Not Your Average Holiday Music

Bob Schneider talks jazz standards, spontaneity and the intimacy of a theater

Bob Schneider talks jazz standards, spontaneity and the intimacy of a theater

A Holiday Eve with Bob Schneider and the Moonlight Orchestra
Bob Schneider and the Tosca String Quartet take the stage at the Kessler Theater on Saturday, December 1. 

For two decades, Bob Schneider’s musical verve has run a gamut of styles, heavy on both variety and passion. At some point in your listening career, you may have encountered an incarnation of his music. The man works hard at what he does, and he sells it well.

Perhaps you caught a set full of homegrown tunes from his former band, the Ugly Americans, billed with Blues Traveler and the Black Crowes on 1994’s H.O.R.D.E. Festival Tour. Or maybe you heard his spirited solo performance, “Bullets,” from the acclaimed soundtrack of Jay and Silent Bob Strike Back and bought his lauded 2001 album, Lonelyland. Or you might have caught a funky set from Schneider and The Scabs.

 “I get bored if the music is the same throughout the set,” Schneider says. “So we are going to make this more than just an evening of jazz standards.”

We caught up with Schneider before his Saturday night performance with the Tosca String Quartet at Kessler Theater in Dallas.

CultureMap: How did you come to play with the Tosca String Quartet?

Bob Schneider: I recorded a little bit with them back in 2006, and I've played on and off with them ever since.

My newest record contains arrangements that I wrote for them, so last Valentine's Day I thought we'd try a show together in Austin. That show was a huge success, so I wanted to take it to Houston and Dallas this season. I never do anything like that here.

CM: I caught a YouTube performance from that Valentine's Day show, and it struck me that so much of your music is very adaptable and diverse. Is this orchestra tour something that you’ve always wanted to do?

BS: Anything that I've ever done just sort of happens. I didn't have a master plan to do something like this; it just kind of occurred. I've learned that I love playing with a jazz orchestra. You can do a lot of stuff that's pretty fun with that kind of setup — strings, piano, instrumentation like that. It allows a musician to set the scene emotionally in a way that's pretty powerful. Dramatic results happen.

CM: Has it been difficult to adapt your catalog to this context?

BS: Some songs of mine, like [2007's] “Changing Your Mind,” don't necessarily work with the strings, so we stick to what does work. You might hear a great version of “Honeypot,” for example.

 Ultimately, our goal is to make the show interesting and have it not be redundant or monotone. No matter how good a show is to me, I get bored if the music is the same throughout the set. So we are going to make this more than just an evening of jazz standards.

 “The people that have followed what I have done for the last few years know not to expect anything but spontaneity,” Schneider says.

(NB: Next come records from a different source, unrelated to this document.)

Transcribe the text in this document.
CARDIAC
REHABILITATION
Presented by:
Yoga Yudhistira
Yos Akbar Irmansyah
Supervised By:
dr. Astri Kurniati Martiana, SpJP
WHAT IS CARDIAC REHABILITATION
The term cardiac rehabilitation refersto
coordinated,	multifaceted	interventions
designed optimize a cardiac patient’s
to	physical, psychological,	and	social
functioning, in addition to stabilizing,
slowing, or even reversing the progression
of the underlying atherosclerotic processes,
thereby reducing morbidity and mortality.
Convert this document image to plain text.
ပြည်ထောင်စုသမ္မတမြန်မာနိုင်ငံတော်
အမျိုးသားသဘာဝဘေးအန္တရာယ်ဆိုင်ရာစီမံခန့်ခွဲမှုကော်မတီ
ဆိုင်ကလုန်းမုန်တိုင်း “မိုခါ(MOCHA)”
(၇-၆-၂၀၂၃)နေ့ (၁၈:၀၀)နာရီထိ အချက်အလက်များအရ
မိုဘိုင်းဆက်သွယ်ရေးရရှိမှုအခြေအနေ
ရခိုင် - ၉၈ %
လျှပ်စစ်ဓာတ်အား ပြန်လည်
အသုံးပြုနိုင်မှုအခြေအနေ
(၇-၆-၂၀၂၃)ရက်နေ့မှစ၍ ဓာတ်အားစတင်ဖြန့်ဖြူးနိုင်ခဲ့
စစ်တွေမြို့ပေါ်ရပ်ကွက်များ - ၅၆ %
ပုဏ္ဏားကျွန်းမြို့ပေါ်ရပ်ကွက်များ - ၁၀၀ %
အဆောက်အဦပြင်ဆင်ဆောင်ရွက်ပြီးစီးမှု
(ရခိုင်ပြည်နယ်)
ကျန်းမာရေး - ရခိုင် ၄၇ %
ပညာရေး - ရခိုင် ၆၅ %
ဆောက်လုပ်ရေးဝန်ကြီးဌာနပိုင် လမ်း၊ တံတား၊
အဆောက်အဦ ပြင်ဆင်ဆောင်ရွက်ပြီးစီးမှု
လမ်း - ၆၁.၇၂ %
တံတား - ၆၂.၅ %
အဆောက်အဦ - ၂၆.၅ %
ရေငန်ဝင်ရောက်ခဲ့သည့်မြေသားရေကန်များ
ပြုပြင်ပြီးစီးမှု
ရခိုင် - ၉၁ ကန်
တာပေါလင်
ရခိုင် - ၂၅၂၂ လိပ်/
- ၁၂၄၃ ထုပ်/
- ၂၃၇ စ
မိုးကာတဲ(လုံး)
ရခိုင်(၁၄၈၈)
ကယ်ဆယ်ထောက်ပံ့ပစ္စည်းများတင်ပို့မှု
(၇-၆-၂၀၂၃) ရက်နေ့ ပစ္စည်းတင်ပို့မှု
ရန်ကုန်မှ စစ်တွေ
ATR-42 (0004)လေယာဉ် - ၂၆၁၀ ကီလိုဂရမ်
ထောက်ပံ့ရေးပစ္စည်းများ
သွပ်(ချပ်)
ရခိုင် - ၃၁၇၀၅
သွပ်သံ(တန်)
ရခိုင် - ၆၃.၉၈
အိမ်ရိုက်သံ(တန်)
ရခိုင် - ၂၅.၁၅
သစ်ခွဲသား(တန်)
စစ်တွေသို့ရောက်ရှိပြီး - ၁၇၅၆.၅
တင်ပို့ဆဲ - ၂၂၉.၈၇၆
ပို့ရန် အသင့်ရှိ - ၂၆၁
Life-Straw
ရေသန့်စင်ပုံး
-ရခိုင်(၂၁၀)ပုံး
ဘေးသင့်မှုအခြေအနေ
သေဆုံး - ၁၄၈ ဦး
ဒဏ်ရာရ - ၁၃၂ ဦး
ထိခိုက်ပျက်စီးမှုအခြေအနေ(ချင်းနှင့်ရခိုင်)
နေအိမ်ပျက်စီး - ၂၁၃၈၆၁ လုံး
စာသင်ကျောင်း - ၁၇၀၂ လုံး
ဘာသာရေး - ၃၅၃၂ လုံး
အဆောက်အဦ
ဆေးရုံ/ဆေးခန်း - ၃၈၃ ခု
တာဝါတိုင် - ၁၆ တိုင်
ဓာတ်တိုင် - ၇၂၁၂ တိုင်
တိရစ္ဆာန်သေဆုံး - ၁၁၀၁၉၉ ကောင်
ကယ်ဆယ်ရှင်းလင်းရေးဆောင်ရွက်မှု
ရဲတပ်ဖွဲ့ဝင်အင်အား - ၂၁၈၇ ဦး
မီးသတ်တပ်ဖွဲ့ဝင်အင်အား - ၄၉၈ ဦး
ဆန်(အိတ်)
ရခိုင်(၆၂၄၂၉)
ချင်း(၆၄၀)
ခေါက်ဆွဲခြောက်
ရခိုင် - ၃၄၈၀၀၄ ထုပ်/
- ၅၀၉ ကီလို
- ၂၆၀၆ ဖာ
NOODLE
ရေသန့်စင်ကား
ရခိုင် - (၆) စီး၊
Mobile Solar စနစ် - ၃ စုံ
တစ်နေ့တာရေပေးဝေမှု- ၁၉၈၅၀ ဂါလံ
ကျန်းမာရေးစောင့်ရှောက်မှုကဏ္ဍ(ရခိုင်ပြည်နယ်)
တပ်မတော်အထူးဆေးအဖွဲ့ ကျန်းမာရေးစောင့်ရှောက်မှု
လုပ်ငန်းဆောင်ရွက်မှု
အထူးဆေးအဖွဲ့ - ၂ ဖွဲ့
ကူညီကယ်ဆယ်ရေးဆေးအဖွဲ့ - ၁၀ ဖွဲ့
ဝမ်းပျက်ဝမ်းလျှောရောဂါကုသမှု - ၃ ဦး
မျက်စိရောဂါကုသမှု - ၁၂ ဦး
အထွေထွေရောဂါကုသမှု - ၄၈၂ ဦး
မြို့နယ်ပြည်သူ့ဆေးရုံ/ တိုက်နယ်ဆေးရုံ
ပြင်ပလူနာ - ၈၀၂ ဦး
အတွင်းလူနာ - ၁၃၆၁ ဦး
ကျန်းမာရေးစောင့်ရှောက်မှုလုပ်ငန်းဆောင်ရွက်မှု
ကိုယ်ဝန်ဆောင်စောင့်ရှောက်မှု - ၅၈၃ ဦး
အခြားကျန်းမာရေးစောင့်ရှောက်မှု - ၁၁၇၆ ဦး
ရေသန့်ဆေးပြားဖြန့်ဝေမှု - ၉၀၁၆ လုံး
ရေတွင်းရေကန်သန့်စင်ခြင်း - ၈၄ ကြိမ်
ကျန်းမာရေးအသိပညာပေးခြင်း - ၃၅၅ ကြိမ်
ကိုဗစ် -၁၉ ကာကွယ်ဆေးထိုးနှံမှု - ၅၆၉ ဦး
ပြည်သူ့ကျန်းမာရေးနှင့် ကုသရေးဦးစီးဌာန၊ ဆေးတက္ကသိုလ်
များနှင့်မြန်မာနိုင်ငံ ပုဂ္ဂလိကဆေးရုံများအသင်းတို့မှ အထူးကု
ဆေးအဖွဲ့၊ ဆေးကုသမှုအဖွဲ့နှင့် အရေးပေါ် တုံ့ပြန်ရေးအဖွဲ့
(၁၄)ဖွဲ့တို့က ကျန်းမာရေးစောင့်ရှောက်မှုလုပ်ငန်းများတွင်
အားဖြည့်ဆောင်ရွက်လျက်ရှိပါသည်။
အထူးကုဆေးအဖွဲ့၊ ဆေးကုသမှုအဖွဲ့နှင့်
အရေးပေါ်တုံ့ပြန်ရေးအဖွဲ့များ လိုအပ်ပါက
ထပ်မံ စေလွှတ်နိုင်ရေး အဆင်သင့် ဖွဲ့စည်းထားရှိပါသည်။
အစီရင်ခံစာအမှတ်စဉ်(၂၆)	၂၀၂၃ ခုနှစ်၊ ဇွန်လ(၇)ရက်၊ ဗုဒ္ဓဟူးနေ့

You'll hear traditional jazz covers and a few songs of mine that you're used to. We won't do cheesy holiday stuff like “Jingle Bells” for this show, but I can promise that we're going to have a lot of fun.

CM: What sort of advantages does playing in a theater afford a musician?

BS: There's the obvious sound quality factor, definitely. It's also great for the listener, because you can sit down and enjoy the show without having to strain over the din of drunk people talking or have to endure being jostled in a crowd for the duration of the show.

It's great for me too. I'm not having to compete with people talking with each other, and it makes it way more enjoyable. That audience intimacy lets me know that they are being heard and that makes me want to do my absolute best to deliver a great show.

CM: Do you intend to explore this pairing more in your career, or is this tour designed to be an annual holiday treat?

BS: At this point, it would be hard to take it outside of Texas. I would love to do this nationally, but it's very difficult at this point. It’s a big undertaking to ask that many musicians to travel, and there is a lot of stage set-up involved. Until I get a bigger audience nationally, it would be hard to do this with any regularity.

CM: What advice can you give fans that might be be more accustomed to your traditional set lists?

BS: There are two people that come to my shows, and both types will have a great time. I think that people that may have just heard a couple of songs by me will be pleasantly surprised by [the] show, because it's going to feature such a broad range of music. I think people will enhance their enjoyment.

On the other hand, I feel like the people that have followed what I have done for the last few years know not to expect anything but spontaneity. We're all over the place, stylistically, so those that have been to a lot of my shows expect nothing more than a certain level of quality. They know they will have a good time and will be entertained.